Make no mistake — many college degrees like journalism, teaching or hotel and restaurant management are vocational. While each of those options may require an internship for hands-on experience, they ultimately give the student tools to hit the ground running upon graduation.
Engineering coursework has the same type of vocational style, with assignments that prepare the student for something in the field. But does a teenager know at 17 that he wants to get a mechanical engineering degree so that he can design HVAC systems in hospitals? And that it will take four or more years to obtain a professional engineer license? And that he has to align with the right company to be able to work a specific job?
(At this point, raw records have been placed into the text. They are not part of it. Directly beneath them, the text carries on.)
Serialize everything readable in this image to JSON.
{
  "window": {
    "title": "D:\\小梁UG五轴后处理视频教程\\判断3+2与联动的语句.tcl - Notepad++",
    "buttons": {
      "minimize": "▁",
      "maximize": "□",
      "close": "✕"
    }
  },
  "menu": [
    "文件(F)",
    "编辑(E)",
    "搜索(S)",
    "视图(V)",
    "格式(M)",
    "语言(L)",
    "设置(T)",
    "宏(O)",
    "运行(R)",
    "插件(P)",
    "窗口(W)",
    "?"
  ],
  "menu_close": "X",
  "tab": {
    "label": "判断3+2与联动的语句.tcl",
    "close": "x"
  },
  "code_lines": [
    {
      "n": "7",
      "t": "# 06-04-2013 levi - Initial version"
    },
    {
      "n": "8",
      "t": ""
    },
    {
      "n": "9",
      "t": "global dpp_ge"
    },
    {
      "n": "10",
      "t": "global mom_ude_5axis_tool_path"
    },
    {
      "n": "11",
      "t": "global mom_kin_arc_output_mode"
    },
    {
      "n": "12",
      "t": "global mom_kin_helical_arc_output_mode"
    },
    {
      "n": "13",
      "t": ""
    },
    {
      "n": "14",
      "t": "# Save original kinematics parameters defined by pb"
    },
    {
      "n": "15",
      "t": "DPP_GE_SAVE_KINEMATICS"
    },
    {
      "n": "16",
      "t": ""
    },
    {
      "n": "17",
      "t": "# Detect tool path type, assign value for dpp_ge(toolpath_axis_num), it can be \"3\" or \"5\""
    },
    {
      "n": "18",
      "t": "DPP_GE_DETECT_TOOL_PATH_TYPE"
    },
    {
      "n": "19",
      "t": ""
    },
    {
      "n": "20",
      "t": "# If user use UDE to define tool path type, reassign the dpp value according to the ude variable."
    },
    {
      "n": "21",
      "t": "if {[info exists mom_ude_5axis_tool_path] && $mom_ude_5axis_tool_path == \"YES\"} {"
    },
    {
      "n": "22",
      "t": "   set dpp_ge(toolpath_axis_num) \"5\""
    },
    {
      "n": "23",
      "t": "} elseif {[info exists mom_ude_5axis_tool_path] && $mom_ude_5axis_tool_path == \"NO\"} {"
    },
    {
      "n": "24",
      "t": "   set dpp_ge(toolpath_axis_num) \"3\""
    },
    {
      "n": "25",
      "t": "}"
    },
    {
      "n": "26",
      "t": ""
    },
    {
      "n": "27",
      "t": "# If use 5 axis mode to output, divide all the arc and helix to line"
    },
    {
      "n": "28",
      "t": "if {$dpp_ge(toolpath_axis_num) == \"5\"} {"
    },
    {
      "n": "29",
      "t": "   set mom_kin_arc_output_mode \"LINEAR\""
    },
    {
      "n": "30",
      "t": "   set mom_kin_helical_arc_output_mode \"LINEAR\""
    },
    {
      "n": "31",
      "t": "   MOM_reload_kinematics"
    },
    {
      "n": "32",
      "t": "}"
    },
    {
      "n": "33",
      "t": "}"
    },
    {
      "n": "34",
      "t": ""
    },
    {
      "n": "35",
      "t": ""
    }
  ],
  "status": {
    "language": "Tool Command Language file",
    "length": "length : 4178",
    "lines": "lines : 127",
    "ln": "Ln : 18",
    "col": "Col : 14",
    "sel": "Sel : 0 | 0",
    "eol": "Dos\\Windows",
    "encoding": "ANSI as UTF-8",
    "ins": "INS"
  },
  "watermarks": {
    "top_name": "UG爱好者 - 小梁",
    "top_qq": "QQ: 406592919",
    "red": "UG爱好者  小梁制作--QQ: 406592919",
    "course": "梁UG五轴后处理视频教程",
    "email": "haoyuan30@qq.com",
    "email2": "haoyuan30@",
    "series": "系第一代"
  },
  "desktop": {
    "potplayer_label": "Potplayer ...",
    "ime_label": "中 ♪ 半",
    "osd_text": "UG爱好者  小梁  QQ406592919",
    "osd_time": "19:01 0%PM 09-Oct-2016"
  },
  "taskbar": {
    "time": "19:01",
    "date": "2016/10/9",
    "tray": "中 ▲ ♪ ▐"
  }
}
Likely not.
There aren’t too many teenagers who want to shadow someone in their 20s or 30s at their job (Gasp! So old!). Not only does a full-time career seem far off, the prospect of shadowing several people just to learn about various professions takes a lot of initiative and connections to adults in those “maybe” positions. Not many teens have the foresight to align interests with academic skills with hands-on wisdom. Heck, not many adults do.
While it’s expensive, time-consuming and difficult, I suggest everyone reading these words reach out to his alma mater, high school or local vocational school to offer a one-day shadowing option or a full-blown internship. Without a bit of nurturing, the next waves of mechanical, electrical, plumbing and fire protection engineers will be quite small.
Many firms want to focus on hiring — to find the right person straight out of school and mold them to fit the company. Companies often want to spend the effort now with these new team members to ensure they’re trained correctly. The benefits of creating an internship program include:
- Fill employment gaps.
- Reduce recruiting costs.
- Train current interns to become future employees.
- Build a good reputation while promoting the business.
- Establish relationships with schools and institutions.
We have to back out of the picture even farther and engage students even younger. The return on investment is not immediate in this case, and might not even happen at all, but a day here or there with a team member is a start.
According to the National Association of Colleges and Employers, slightly more than 68% of employers ended up offering their interns full-time jobs. Almost 82% of students accepted these offers. And more than 56% of interns and almost 40% of co-op students became full-time, entry-level hires in 2020. COVID obviously changed the dynamic a bit in 2021, however NACE reported similar numbers. All exceptional numbers to work with.